I'm looking into getting a generator for backup power, and perhaps to sell WVO generated juice back to the grid.
I figure if I can get 6KW into the grid, that's about a buck an hour. If I run it six hours a day, that's about 5 gallons of WVO, and about 4.50 worth of electricity. In theory it will pay itself off in a little over six months.
Myself, I would buy the genny for the reasons you want it and keep the hours down so it is in the best condition possible for when you need it.

In your payback calculation, did you take into account the cost of things associated with putting big hours on the thing like filters, oil and general maintenance? I think at $1 an hour, you'd be pushing it to break even, free fuel and all and what about the depreciation cost of running big hours up on the genny itself. If you have a problem with it, the time to recoup the repair costs may not pass before you need to do something else!

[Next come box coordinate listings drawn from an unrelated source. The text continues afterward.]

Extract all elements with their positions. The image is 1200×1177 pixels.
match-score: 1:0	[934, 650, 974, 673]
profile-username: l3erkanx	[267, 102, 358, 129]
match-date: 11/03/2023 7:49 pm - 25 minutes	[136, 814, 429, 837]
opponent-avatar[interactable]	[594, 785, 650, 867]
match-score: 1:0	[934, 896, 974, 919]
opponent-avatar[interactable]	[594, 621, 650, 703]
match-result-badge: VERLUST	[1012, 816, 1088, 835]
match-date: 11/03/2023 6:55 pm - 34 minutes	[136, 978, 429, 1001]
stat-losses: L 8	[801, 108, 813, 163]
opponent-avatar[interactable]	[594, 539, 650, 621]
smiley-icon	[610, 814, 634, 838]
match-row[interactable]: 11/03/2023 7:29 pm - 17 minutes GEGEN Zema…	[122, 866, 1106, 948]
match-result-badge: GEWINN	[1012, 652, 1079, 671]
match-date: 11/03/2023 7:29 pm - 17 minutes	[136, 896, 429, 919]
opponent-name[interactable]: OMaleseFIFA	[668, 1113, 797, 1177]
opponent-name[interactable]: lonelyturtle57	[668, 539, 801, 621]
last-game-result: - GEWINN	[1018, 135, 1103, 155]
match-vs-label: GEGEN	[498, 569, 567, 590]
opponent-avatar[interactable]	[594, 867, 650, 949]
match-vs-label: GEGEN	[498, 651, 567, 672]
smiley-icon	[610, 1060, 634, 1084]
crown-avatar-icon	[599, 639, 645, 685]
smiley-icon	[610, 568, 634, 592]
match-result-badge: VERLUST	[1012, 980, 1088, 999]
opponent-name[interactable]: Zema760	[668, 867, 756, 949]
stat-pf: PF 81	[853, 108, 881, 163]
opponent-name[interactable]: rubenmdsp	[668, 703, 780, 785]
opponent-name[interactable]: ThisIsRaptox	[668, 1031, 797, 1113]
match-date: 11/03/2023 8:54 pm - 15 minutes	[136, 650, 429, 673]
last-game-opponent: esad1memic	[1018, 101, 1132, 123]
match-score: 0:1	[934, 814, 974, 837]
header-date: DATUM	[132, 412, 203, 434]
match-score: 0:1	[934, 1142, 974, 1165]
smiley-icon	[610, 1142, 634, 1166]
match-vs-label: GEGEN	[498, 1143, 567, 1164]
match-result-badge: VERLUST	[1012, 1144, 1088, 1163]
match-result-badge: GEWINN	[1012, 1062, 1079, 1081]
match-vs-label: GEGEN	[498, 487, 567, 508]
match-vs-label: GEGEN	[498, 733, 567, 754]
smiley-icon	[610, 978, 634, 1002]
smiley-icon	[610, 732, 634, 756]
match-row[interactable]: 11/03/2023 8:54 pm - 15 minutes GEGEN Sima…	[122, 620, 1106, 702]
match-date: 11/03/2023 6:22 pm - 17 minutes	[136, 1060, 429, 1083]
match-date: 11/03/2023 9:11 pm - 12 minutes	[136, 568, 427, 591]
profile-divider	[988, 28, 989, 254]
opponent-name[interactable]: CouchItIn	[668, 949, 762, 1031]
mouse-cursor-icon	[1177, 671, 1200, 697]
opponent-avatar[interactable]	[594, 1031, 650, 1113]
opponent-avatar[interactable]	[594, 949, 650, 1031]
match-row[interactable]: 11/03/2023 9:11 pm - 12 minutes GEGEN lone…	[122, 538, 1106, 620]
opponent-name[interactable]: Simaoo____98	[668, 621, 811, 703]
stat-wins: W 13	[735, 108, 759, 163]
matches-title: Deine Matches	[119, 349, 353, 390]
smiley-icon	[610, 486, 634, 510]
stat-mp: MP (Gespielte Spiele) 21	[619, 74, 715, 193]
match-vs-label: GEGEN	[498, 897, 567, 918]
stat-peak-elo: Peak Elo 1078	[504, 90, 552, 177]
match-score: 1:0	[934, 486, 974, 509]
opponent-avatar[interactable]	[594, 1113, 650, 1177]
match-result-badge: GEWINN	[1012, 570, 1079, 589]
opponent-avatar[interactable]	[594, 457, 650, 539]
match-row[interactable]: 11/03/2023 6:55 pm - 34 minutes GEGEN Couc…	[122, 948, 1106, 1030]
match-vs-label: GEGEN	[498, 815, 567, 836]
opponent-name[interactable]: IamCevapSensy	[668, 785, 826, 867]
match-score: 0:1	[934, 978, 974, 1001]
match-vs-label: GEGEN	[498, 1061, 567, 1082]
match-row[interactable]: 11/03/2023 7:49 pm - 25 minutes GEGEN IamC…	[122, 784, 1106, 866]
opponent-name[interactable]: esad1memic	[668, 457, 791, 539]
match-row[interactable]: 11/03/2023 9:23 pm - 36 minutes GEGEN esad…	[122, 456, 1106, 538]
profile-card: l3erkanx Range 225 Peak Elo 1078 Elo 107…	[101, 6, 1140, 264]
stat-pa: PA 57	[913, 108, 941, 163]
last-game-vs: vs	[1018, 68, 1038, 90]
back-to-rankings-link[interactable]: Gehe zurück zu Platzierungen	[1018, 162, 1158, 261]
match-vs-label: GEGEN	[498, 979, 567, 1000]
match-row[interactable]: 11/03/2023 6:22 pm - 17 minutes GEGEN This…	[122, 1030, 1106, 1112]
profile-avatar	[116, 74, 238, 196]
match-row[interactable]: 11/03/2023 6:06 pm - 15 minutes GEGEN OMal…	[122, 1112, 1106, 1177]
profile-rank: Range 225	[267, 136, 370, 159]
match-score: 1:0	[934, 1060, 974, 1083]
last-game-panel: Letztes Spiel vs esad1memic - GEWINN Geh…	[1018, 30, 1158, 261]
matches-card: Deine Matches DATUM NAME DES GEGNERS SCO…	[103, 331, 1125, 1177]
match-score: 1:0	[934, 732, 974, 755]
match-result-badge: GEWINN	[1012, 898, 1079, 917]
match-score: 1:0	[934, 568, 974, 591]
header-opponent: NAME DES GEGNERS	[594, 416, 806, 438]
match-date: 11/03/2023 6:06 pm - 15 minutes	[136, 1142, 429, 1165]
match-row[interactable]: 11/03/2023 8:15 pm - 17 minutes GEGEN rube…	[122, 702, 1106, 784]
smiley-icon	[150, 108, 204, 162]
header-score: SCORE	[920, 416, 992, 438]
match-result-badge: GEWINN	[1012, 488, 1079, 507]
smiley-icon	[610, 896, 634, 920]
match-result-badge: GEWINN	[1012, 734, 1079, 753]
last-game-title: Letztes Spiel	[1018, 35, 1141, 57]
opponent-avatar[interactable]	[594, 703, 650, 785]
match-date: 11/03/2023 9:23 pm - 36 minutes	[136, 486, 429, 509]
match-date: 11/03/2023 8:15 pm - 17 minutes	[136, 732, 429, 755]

I don't know what the situation is in your area but I'm guessing that there is a likelyhood that you could get a $1 a gallon just for the cleaned oil you would burn in the genny if you offered it for sale which would give you a return of $5 a day equivelent with no other costs or depreciation!

I think for minimal returns like that, it isn't worth while wearing your genny out let alone the hassle. Buy it, keep it for when you need it and sell the oil you would have burnt and recoup your investment that way.